Article ID: | iaor20122115 |
Volume: | 82 |
Issue: | 5 |
Start Page Number: | 909 |
End Page Number: | 923 |
Publication Date: | Jan 2012 |
Journal: | Mathematics and Computers in Simulation |
Authors: | Cournde Paul-Henry, Wu Lin, Le Dimet Franois-Xavier, de Reffye Philippe, Hu Bao-Gang, Kang Meng-Zhen |
Keywords: | control, agriculture & food |
An optimal control methodology is proposed for plant growth. This methodology is demonstrated by solving a water supply problem for optimal sunflower fruit filling. The functional–structural sunflower growth is described by a dynamical system given soil water conditions. Numerical solutions are obtained through an iterative optimization procedure, in which the gradients of the objective function, i.e. the sunflower fruit weight, are calculated efficiently either with adjoint modeling or by differentiation algorithms.
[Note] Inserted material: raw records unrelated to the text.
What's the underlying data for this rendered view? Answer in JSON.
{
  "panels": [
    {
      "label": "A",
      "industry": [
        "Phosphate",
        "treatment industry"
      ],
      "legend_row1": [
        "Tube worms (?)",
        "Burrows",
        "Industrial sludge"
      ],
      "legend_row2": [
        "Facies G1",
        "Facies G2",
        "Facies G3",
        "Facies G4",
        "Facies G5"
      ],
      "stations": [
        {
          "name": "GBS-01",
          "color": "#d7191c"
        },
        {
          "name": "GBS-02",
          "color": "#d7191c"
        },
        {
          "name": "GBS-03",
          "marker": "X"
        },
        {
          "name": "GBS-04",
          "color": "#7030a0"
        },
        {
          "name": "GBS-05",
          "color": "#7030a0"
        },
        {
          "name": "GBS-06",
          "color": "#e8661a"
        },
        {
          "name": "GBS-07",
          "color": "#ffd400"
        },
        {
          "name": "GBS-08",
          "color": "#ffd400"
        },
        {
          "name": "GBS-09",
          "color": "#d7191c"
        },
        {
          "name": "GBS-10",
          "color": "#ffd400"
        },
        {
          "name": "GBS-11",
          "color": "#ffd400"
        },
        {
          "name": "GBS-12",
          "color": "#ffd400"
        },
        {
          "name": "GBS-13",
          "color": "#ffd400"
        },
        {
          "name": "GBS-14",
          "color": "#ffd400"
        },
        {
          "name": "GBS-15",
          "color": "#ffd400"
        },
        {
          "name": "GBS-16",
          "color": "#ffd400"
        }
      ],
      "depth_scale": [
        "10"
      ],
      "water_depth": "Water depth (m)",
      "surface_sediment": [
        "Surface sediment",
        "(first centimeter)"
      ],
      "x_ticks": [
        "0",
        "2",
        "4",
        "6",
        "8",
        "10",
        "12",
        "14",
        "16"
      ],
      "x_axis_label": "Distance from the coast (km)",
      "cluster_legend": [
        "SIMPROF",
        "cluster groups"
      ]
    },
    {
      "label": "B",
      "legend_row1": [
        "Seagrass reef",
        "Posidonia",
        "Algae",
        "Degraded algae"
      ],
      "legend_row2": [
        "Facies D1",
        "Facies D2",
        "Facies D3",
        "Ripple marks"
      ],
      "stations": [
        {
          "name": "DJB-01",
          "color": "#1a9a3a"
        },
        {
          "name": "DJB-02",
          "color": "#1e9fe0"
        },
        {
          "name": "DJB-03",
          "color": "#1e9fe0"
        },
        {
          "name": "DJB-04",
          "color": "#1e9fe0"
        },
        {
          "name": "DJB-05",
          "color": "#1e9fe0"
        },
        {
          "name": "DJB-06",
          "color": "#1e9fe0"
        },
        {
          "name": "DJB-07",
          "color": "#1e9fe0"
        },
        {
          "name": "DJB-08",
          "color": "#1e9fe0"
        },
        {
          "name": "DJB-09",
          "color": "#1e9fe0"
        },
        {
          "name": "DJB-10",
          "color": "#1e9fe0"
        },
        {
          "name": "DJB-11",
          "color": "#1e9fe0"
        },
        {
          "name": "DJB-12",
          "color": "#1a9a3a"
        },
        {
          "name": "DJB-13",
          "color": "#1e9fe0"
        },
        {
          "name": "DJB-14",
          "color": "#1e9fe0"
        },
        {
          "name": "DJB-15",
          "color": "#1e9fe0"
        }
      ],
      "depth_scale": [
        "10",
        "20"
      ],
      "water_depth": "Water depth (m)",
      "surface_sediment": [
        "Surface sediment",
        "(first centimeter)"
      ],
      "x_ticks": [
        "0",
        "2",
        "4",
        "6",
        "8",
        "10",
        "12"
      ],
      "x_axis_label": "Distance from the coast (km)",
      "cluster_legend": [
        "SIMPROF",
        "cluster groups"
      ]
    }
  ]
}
Further improvements in sunflower yield have been found compared to those obtained using genetic algorithms in our previous studies. The optimal water supplies adapt to the fruit filling. For instance, during the mid‐season growth, the supply frequency condenses and the supply amplitude peaks. By contrast, much less supplies are needed during the early and ending growth stages. The supply frequency is a determining factor, whereas the sunflower growth is less sensitive to the time and amount of one specific irrigation. These optimization results agree with common qualitative agronomic practices. Moreover they provide more precise quantitative control for sunflower growth.